The trade court had said that the Federal Circuit and CIT have previously ruled that Commerce is afforded Chevron deference in regard to how it determines which companies are "producers" of the merchandise in question. Commerce decided to use the "sufficient production-related activities" test, which employs a six-factor test to find if a company has enough production-related activities to quality as a domestic producer (see 2110080035). The court said that MSI failed to point to any basis on which the court could find that Commerce's interpretation of who is a producer is unreasonable.
At the Federal Circuit, MSI argued that Commerce was wrong to drop fabricators from the industry support determination since "fabricated QSP is part of both the domestic like product and the scope of the Investigations." MSI said that the statute lays out two clear exceptions as to when domestic like product producers should be barred from the standing calculation. "Here, Commerce did not invoke either exception but still proceeded to disregard the views of fabricators," the brief said. "Moreover, Commerce’s legal error is not excused by the absence of a statutory definition for the term 'producer,' given that Commerce acknowledges that fabricators are “producers,” a term with an unambiguous natural meaning. Given their production operations, fabricators have a clear 'stake' in the domestic industry consistent [with] this Court’s holding in Eurodif S.A. v. United States."

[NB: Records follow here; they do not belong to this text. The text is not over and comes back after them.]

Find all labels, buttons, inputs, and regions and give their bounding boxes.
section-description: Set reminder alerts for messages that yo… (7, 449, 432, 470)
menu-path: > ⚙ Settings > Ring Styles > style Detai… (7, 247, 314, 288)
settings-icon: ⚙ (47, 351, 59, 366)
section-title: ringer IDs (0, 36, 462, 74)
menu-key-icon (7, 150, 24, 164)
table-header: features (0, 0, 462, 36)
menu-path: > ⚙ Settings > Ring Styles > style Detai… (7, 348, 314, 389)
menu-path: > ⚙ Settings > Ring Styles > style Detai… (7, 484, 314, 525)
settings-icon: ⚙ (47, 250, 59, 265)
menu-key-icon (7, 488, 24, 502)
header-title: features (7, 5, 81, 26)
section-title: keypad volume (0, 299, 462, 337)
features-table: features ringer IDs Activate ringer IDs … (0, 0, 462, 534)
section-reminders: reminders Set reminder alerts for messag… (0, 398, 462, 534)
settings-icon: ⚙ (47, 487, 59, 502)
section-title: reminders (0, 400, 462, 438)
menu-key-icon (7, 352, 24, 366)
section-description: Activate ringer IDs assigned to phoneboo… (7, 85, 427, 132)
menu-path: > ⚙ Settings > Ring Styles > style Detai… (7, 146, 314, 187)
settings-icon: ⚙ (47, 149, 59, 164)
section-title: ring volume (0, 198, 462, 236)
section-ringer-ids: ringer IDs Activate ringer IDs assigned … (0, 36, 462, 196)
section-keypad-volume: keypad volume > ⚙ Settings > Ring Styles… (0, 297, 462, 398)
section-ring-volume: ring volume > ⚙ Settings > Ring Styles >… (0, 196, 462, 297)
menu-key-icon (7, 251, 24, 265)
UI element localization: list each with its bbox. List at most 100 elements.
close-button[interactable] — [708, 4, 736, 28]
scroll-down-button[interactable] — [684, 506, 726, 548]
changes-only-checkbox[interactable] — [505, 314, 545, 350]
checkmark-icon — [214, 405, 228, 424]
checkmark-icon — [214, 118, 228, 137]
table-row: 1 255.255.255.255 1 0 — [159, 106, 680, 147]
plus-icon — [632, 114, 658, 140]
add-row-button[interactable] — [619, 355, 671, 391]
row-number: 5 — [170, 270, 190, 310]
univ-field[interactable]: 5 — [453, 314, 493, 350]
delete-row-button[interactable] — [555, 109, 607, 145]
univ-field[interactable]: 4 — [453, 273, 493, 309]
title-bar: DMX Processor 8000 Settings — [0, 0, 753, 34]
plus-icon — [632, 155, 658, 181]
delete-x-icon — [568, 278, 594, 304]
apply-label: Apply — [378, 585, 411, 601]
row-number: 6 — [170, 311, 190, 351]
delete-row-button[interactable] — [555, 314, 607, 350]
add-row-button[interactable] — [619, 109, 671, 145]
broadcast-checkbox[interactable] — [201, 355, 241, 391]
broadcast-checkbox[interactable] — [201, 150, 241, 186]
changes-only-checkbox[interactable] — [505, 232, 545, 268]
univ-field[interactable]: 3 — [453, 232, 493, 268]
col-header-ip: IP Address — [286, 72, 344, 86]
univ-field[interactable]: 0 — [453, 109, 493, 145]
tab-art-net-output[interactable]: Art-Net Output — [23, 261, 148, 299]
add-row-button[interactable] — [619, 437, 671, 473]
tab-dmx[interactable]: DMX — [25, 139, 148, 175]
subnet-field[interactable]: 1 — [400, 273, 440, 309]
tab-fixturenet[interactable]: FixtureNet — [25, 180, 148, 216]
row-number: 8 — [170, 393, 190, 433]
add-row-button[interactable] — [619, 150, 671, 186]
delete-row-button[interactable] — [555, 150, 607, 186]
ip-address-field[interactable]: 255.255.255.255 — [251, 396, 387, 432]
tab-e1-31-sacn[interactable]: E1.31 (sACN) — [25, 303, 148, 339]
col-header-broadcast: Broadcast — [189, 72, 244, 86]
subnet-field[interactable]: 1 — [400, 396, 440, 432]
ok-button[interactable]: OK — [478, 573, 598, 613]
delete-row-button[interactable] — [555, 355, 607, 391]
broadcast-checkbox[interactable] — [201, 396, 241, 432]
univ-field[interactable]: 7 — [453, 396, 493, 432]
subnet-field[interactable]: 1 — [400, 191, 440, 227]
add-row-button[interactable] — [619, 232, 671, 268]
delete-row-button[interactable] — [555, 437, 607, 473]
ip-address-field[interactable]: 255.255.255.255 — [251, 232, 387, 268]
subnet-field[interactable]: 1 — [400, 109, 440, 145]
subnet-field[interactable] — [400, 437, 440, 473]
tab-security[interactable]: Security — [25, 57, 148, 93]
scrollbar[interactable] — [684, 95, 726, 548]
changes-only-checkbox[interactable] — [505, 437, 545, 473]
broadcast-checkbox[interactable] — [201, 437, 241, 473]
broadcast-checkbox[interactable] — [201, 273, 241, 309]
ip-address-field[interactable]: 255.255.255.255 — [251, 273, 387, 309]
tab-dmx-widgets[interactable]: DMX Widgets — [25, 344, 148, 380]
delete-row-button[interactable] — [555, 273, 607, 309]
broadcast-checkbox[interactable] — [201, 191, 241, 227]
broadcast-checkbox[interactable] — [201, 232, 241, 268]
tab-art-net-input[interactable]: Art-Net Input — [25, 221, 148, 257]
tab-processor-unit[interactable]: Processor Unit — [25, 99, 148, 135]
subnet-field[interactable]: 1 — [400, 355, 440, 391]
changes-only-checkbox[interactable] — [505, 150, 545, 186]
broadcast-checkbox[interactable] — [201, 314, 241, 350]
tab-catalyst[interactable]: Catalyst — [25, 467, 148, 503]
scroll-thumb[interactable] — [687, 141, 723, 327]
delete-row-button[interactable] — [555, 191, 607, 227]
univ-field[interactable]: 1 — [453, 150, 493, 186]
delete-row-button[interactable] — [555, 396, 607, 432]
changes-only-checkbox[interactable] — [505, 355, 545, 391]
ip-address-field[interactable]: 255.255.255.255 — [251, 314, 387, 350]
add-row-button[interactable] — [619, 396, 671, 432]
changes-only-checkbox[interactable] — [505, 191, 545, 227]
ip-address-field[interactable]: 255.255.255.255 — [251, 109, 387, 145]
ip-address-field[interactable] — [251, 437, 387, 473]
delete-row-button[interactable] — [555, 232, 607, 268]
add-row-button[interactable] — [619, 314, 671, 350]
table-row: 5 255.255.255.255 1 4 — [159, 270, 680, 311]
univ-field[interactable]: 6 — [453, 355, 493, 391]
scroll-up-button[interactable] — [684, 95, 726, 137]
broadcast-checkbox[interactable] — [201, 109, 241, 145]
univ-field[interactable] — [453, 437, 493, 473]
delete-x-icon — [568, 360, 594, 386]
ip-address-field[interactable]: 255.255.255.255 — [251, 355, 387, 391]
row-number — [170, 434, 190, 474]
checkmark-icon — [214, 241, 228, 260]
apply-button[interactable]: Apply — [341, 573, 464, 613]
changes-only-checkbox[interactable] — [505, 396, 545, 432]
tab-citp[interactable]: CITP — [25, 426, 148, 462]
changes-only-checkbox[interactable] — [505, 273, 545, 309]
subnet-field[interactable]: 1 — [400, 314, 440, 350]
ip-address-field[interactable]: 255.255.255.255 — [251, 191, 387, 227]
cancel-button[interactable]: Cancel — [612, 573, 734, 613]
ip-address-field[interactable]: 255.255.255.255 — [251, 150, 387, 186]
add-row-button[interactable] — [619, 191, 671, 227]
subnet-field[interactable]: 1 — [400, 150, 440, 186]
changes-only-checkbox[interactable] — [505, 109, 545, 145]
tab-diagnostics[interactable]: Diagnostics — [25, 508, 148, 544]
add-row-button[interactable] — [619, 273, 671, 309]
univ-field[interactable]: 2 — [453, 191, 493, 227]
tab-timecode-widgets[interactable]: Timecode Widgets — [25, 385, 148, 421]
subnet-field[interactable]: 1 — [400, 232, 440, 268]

MSI also argued that even if the statute allows Commerce to apply the "sufficient production-related activities" test as the trade court spelled out, there isn't enough evidence to back excluding fabricators from the domestic industry. The views of 10,000 fabricators were ignored due to the "production-related activities" test. In the test, Commerce said that information given by the petitioner shows that the fabrication process requires limited equipment that isn't dedicated solely to QSPs, along with less capital investment and employees, among other things.
"This finding is unsupported by substantial evidence," MSI responded. "In particular, this finding fails to account for evidence detracting from the substantiality of the Petitioner’s claims, including the declarations of hundreds of fabricators -- producers of the domestic like product. Commerce accepted [the petitioner's] unsupported assertions without meaningfully engaging with evidence disproving the Petitions’ standing claims."